A Kings Point home that once belonged to the late tennis champion Vitas Gerulaitis has come on the market for $17.5 million.
The renovated stucco-and-glass home with its rooftop deck overlooks Long Island Sound with views of the Throgs Neck and Whitestone bridges. There is a 300-foot pier with a lift for a 50-foot boat, a dock with LED lighting and steps to a private beach.
Among the seven bedrooms and seven baths is the 2,500-square-foot master suite, which includes two 50-inch fold-down flat-screen TVs, fireplace, powder room and kitchenette. The master bath suite has another 50-inch television as well as a Jacuzzi pool, solarium, his-and-hers bathrooms and a five-person granite steam shower.
There is also an indoor-outdoor pool with handmade and hand-laid Mexican tile with gold-leaf inserts as well as two 65-inch TVs, underwater speakers, built-in benches, a fireplace and an integrated Jacuzzi.

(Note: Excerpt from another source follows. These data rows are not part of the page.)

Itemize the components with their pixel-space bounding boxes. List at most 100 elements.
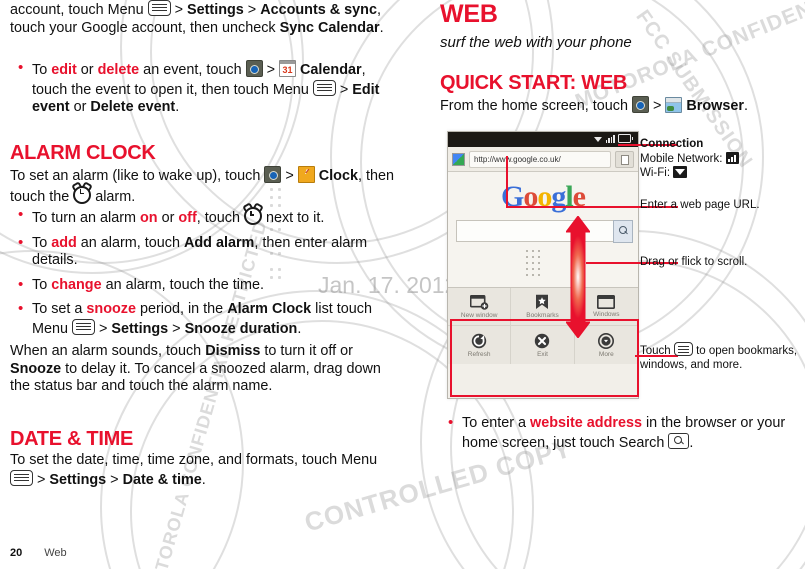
menu-icon <box>312 79 336 96</box>
date-time-paragraph: To set the date, time, time zone, and fo… <box>10 452 395 489</box>
alarm-clock-icon <box>73 185 92 204</box>
bullet-post: an alarm, touch <box>76 234 184 251</box>
app-launcher-icon <box>631 96 649 113</box>
continued-paragraph: account, touch Menu > Settings > Account… <box>10 0 390 37</box>
date-time-end: . <box>201 471 206 488</box>
website-address-bullet-list: To enter a website address in the browse… <box>440 414 805 452</box>
bullet-mid: or <box>157 210 179 226</box>
bullet-post: period, in the <box>135 301 228 317</box>
callout-mobile-network-label: Mobile Network: <box>640 152 723 165</box>
alarm-intro-pre: To set an alarm (like to wake up), touch <box>10 168 265 184</box>
chapter-title: WEB <box>440 0 498 28</box>
app-launcher-icon <box>264 166 282 183</box>
google-search-button[interactable] <box>613 220 633 243</box>
menu-icon <box>72 318 95 335</box>
bullet-mid2: an event, touch <box>139 62 246 78</box>
logo-letter: o <box>537 180 552 213</box>
list-item-calendar: To edit or delete an event, touch > 31 C… <box>10 59 395 117</box>
calendar-icon: 31 <box>279 60 296 77</box>
bullet-sep2: > <box>335 81 353 98</box>
wifi-icon <box>593 135 603 143</box>
search-icon <box>668 432 690 449</box>
date-time-sep2: > <box>106 471 123 488</box>
settings-label: Settings <box>111 320 169 337</box>
bullet-pre: To <box>32 276 52 293</box>
keyword-add: add <box>51 234 77 251</box>
google-logo: Google <box>448 180 638 214</box>
settings-label: Settings <box>187 2 244 18</box>
quick-start-paragraph: From the home screen, touch > Browser. <box>440 96 805 116</box>
delete-event-label: Delete event <box>90 99 176 115</box>
alarm-intro-sep: > <box>281 168 298 184</box>
manual-page: MOTOROLA CONFIDENTIAL RESTRICTED FCC SUB… <box>0 0 805 569</box>
callout-leader-url-vertical <box>506 156 508 208</box>
logo-letter: e <box>572 180 586 213</box>
alarm-clock-icon <box>243 207 262 225</box>
menu-icon <box>673 342 693 356</box>
section-heading-date-time: DATE & TIME <box>10 428 133 450</box>
alarm-closing-paragraph: When an alarm sounds, touch Dismiss to t… <box>10 343 395 396</box>
quick-start-end: . <box>743 98 748 114</box>
callout-scroll: Drag or flick to scroll. <box>640 256 748 268</box>
alarm-intro-paragraph: To set an alarm (like to wake up), touch… <box>10 166 395 206</box>
page-footer: 20 Web <box>10 547 67 559</box>
bullet-sep: > <box>262 62 279 78</box>
snooze-label: Snooze <box>10 360 62 377</box>
list-item-alarm-snooze: To set a snooze period, in the Alarm Clo… <box>10 300 395 338</box>
callout-box-options-menu <box>450 319 639 397</box>
callout-connection-title: Connection <box>640 138 704 150</box>
list-item-alarm-change: To change an alarm, touch the time. <box>10 276 395 295</box>
list-item-website-address: To enter a website address in the browse… <box>440 414 805 452</box>
bullet-mid: or <box>76 62 98 78</box>
snooze-duration-label: Snooze duration <box>184 320 298 337</box>
bullet-end: an alarm, touch the time. <box>101 276 264 293</box>
alarm-clock-list-label: Alarm Clock <box>227 301 312 317</box>
keyword-delete: delete <box>97 62 140 78</box>
browser-app-label: Browser <box>686 98 744 114</box>
wifi-icon <box>673 166 688 178</box>
bullet-end: . <box>175 99 180 115</box>
url-input[interactable]: http://www.google.co.uk/ <box>469 150 611 168</box>
closing-p2: to turn it off or <box>260 343 353 359</box>
callout-wifi-label: Wi-Fi: <box>640 167 671 179</box>
logo-letter: l <box>565 180 573 213</box>
paragraph-text-2: > <box>170 2 188 18</box>
calendar-bullet-list: To edit or delete an event, touch > 31 C… <box>10 59 395 117</box>
alarm-bullet-list: To turn an alarm on or off, touch next t… <box>10 206 395 338</box>
closing-p1: When an alarm sounds, touch <box>10 343 206 359</box>
bullet-pre: To <box>32 62 52 78</box>
phone-status-bar <box>448 132 638 147</box>
bullet-sep2: > <box>168 320 185 337</box>
paragraph-text-0: account, touch Menu <box>10 2 148 18</box>
callout-options-menu: Touch to open bookmarks, windows, and mo… <box>640 342 805 372</box>
list-item-alarm-on-off: To turn an alarm on or off, touch next t… <box>10 206 395 228</box>
bullet-or: or <box>69 99 91 115</box>
menu-item-label: New window <box>460 311 498 319</box>
menu-item-label: Bookmarks <box>526 312 559 319</box>
logo-letter: G <box>500 180 524 213</box>
section-heading-alarm-clock: ALARM CLOCK <box>10 142 156 164</box>
callout-menu-pre: Touch <box>640 345 674 357</box>
callout-mobile-network: Mobile Network: <box>640 151 805 167</box>
keyword-change: change <box>51 276 102 293</box>
bullet-pre: To enter a <box>462 415 530 431</box>
favicon-icon <box>452 152 465 166</box>
calendar-app-label: Calendar <box>300 62 362 78</box>
menu-item-label: Windows <box>593 311 620 318</box>
bullet-pre: To set a <box>32 301 87 317</box>
google-search-field[interactable] <box>456 220 633 243</box>
logo-letter: g <box>551 180 566 213</box>
add-alarm-label: Add alarm <box>183 234 255 251</box>
bookmark-page-button[interactable] <box>615 150 634 168</box>
list-item-alarm-add: To add an alarm, touch Add alarm, then e… <box>10 234 395 270</box>
clock-app-icon <box>297 166 315 183</box>
signal-icon <box>725 151 739 164</box>
logo-letter: o <box>523 180 538 213</box>
bullet-pre: To <box>32 234 52 251</box>
app-launcher-icon <box>245 60 263 77</box>
date-time-label: Date & time <box>122 471 202 488</box>
browser-url-bar[interactable]: http://www.google.co.uk/ <box>448 147 638 172</box>
section-heading-quick-start: QUICK START: WEB <box>440 72 628 94</box>
chapter-subtitle: surf the web with your phone <box>440 34 632 51</box>
signal-icon <box>605 135 615 143</box>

The 1.25-acre property is listed with Soheila Sharf of Soheila Sharf Realty.
-- Valerie Kellogg
OLD SAG HARBOR This 1840 Sag Harbor home, listed for $1,795,000, was once the summer home of philanthropist Margaret Olivia Sage, the wife of railroad executive and politician Russell Sage and the founder of the Russell Sage Foundation.
Sage left her mark on Sag Harbor with contributions that included the funding of the John Jermain Memorial Library (named after her grandfather), Pierson High School and Mashashimuet Park, says Jane Babcook, a vice president of The Corcoran Group, who is marketing the home.
Sage had this house moved by horse in 1910. It rests on its original foundation, which was taken apart, stone by stone, and reassembled on its current location.
Also, the house was expanded that year, with an addition that included a kitchen with a staircase that ascended to a new bedroom.
The next addition came in 2001, when a first-floor master suite and a solarium-style living room as well as a two-car garage were built.
Today, the updated house -- owned by Larry and Jacqui Perrine, part owners of Channing Daughters Winery in Bridgehampton -- retains many original features, Babcook says.
Among them are detailed trim, the doors and an arched entranceway referred to as the coffin wall, which leads to the room where wakes may have been held. Other features include a catty-corner built-in shelf with cabinet and a working fireplace in the "winter room," the original part of the house.